Abstract
Ectopic MEF2C expression due to rearrangements have been recurrently found in patients with human early thymocyte progenitor acute lymphoblastic leukemia (ETP-ALL). ETP-ALL is the most immature subtype of T-ALL and is characterized by the expression of myeloid lineage markers and an ETP-like gene expression profile. In normal haematopoiesis, MEF2C expression occurs at immature stages and in myeloid- and B cell lineages but is absent in early T cell progenitors.
Here, we investigate MEF2C as an oncogene for ETP-ALL. First, we validated our initial observations in an independent T-ALL cohort that ETP-ALL patients highly express MEF2C along with BCL2, HHEX, LMO2 and LYL1 in contrast to other T-ALL subtypes. In addition, we have demonstrated that enforced MEF2C expression in the T-lineage drives a bi-phenotypic CD3 +CD19 + leukemia in mice by inhibiting a T-cell developmental program in favor a B-cell transcriptional program and that resembles human ETP-ALL. This confirms MEF2C as an oncogenic driver of ETP-ALL.

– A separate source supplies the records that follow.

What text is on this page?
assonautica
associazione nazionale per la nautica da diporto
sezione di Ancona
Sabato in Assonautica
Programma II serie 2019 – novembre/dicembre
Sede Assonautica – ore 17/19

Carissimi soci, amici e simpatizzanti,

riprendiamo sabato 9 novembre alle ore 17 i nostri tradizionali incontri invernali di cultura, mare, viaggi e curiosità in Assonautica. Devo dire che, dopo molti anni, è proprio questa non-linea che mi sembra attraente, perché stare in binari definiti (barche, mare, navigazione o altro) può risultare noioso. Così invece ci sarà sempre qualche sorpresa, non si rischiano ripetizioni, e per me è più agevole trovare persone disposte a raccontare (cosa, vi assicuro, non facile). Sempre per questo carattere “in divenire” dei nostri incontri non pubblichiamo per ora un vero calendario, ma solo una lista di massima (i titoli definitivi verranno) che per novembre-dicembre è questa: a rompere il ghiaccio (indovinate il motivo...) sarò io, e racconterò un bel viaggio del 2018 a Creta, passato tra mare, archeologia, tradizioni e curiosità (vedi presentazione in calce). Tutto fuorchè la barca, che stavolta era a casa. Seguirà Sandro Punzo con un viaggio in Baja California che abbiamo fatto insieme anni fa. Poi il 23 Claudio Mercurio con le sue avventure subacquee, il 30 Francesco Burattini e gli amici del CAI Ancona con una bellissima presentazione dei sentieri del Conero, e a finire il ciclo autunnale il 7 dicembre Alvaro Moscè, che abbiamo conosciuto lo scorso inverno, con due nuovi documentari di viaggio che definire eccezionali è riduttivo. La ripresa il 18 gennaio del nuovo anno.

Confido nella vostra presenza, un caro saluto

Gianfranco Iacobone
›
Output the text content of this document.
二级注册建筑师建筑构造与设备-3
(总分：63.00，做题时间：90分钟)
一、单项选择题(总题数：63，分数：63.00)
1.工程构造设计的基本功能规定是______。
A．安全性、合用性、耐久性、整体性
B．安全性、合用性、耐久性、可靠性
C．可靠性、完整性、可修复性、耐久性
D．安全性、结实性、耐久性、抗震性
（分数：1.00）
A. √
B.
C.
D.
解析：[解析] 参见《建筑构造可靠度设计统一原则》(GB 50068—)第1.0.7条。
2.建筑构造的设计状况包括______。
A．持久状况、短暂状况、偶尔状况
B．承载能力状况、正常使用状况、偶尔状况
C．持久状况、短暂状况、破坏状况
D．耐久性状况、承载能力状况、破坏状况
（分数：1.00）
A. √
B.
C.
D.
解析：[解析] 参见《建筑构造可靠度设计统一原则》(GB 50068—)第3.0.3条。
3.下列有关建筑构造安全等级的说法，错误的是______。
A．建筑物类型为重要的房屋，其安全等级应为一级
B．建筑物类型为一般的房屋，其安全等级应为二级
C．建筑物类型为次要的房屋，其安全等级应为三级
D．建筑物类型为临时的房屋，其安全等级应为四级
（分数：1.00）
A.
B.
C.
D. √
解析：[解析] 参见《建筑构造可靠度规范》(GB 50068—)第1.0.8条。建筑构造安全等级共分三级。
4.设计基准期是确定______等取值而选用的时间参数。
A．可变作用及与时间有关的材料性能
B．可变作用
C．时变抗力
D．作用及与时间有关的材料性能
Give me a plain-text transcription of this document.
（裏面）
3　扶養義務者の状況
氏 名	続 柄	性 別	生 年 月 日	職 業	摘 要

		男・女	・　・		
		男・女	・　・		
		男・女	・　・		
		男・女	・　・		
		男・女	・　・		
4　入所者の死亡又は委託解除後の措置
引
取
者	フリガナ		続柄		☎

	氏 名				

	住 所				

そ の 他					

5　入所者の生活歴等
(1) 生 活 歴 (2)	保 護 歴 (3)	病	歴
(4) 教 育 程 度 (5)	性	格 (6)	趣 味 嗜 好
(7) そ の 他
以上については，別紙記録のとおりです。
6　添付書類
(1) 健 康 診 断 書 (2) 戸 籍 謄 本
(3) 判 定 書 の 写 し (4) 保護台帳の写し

We developed a model system that enabled screening of various drug libraries for compounds that overcome developmental arrest induced by MEF2C-expression, as evidenced by the upregulation of CD3 and TCRγδ. The ETP-ALL-like LOUCY cells express MEF2C as consequence of a del5(q14-qter). Further induction of MEF2C levels (i.e. LOUCY-iMEF2C cells) blocked differentiation of LOUCY cells towards a CD3 +/TCRγδ + phenotype on OP9-DL1 or DLL4-coated plates in contrast to parental LOUCY cells. This model enabled high-throughput screening of drug libraries using a flow cytometry-based assay for drugs that further promote differentiation of LOUCY-MEF2C cells. We identified various epigenetic inhibitors that promoted differentiation of LOUCY-iMEF2C cells. Unlike AML patients, where HDAC4 was shown to play an important role in the activation of MEF2C and the propagation of the leukemia, we found that different HDACs are involved that can block or promote MEF2C function. This suggests that the role of different HDACs in MEF2C regulation is cell-type or disease dependent.
In addition, over-expression of MEF2C raised cellular resistance towards prednisolone treatment. Conversely, inhibition of MEF2C sensitized cells to prednisolone cytotoxicity, even in the presence of MEF2C-overexpression. Together, these data show that MEF2C is an oncogenic driver of ETP-ALL, and ectopic expression of MEF2C negatively affects steroid sensitivity. Specific targeting of only those HDACs that promote MEF2C activity may provide new therapeutic options in ETP-ALL by inhibiting MEF2C function and enhancing steroid sensitivity.
No relevant conflicts of interest to declare.